AirAsia Jets Into China With New Joint Venture

(Beijing) — Malaysian budget airline AirAsia Berhad will form a joint venture in central China’s Henan province with two local partners, becoming the latest in a growing field of carriers looking to tap the market’s booming demand for cheap air travel.
The new joint venture with China’s Everbright Group and the Henan provincial government working group follows a pattern for AirAsia, which typically sets up regionally based affiliates through similar joint ventures with local partners. The new venture will be based in the Henan capital of Zhengzhou, AirAsia said in an announcement on Sunday.
Under their newly signed memorandum of understanding, the venture will also invest in infrastructure at the Zhengzhou airport, including a terminal for low-cost carriers and related training facilities. That plan will also include development of a massive new development zone five times the size of New York City’s Manhattan Island, with industrial, commercial and logistics facilities, the two sides said.

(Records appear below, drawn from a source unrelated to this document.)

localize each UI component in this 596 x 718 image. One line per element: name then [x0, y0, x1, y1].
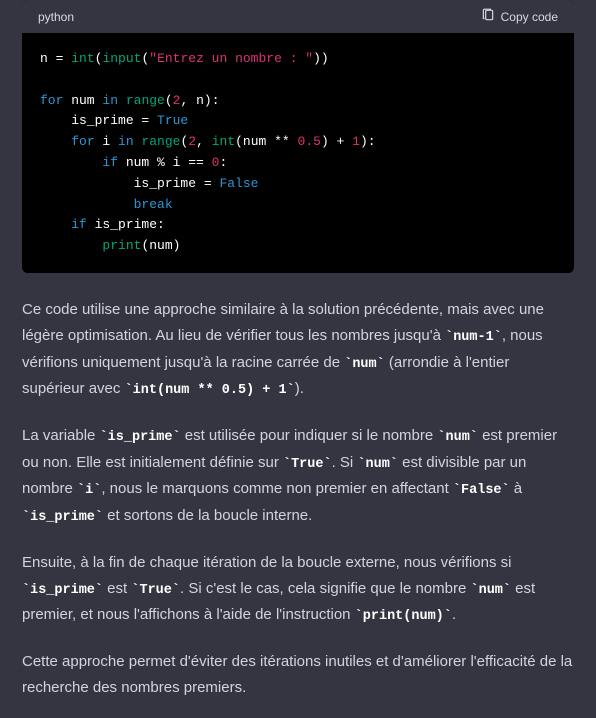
inline-code: `num` [344, 357, 385, 372]
code-header: python Copy code [22, 0, 574, 33]
inline-code: `True` [131, 583, 180, 598]
explanation-text: Ce code utilise une approche similaire à… [0, 297, 596, 702]
inline-code: `int(num ** 0.5) + 1` [125, 383, 295, 398]
inline-code: `print(num)` [355, 609, 452, 624]
inline-code: `num` [471, 583, 512, 598]
inline-code: `is_prime` [100, 430, 181, 445]
inline-code: `num` [437, 430, 478, 445]
paragraph-3: Ensuite, à la fin de chaque itération de… [22, 550, 574, 630]
inline-code: `num-1` [445, 330, 502, 345]
paragraph-4: Cette approche permet d'éviter des itéra… [22, 649, 574, 702]
code-content[interactable]: n = int(input("Entrez un nombre : ")) fo… [22, 33, 574, 273]
inline-code: `i` [77, 483, 101, 498]
inline-code: `num` [357, 457, 398, 472]
inline-code: `True` [283, 457, 332, 472]
paragraph-2: La variable `is_prime` est utilisée pour… [22, 423, 574, 530]
inline-code: `is_prime` [22, 510, 103, 525]
inline-code: `is_prime` [22, 583, 103, 598]
code-language-label: python [38, 10, 74, 24]
code-block: python Copy code n = int(input("Entrez u… [22, 0, 574, 273]
paragraph-1: Ce code utilise une approche similaire à… [22, 297, 574, 403]
inline-code: `False` [453, 483, 510, 498]
copy-code-label: Copy code [501, 10, 558, 24]
clipboard-icon [481, 8, 495, 25]
copy-code-button[interactable]: Copy code [481, 8, 558, 25]
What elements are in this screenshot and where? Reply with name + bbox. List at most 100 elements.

“We selected Zhengzhou for our base because of its strength in logistics and good geographic location,” said AirAsia CEO Tony Fernandes. “As a gateway to the rest of Asia, Zhengzhou is situated at a hub of major rail, highway and aviation networks, and is a key location for the development of western China.
Fernandes called the new venture the final piece in the company’s regional network, which already includes similar ventures in Thailand, Indonesia, Philippines, India and Japan, in addition to its headquarters in Malaysia.
The new venture’s formation marks the latest entrant to China’s budget carrier space, fueled by booming demand for low-cost travel from the nation’s growing middle class. One of the nation’s earliest entrants to that space, Shanghai-based Spring Airlines Co. Ltd., was the first Chinese name to move abroad with its formation of a Japan joint venture in 2013.
Within China, the number of budget carriers has been growing briskly over the last few years. It includes a joint venture between domestic carrier China Eastern Airlines Corp. Ltd. and Australia’s Qantas Airways Ltd., budget carriers backed by traditional names like Hainan Airline Co. Ltd. and Juneyao Airlines, and budget startups like 9 Air.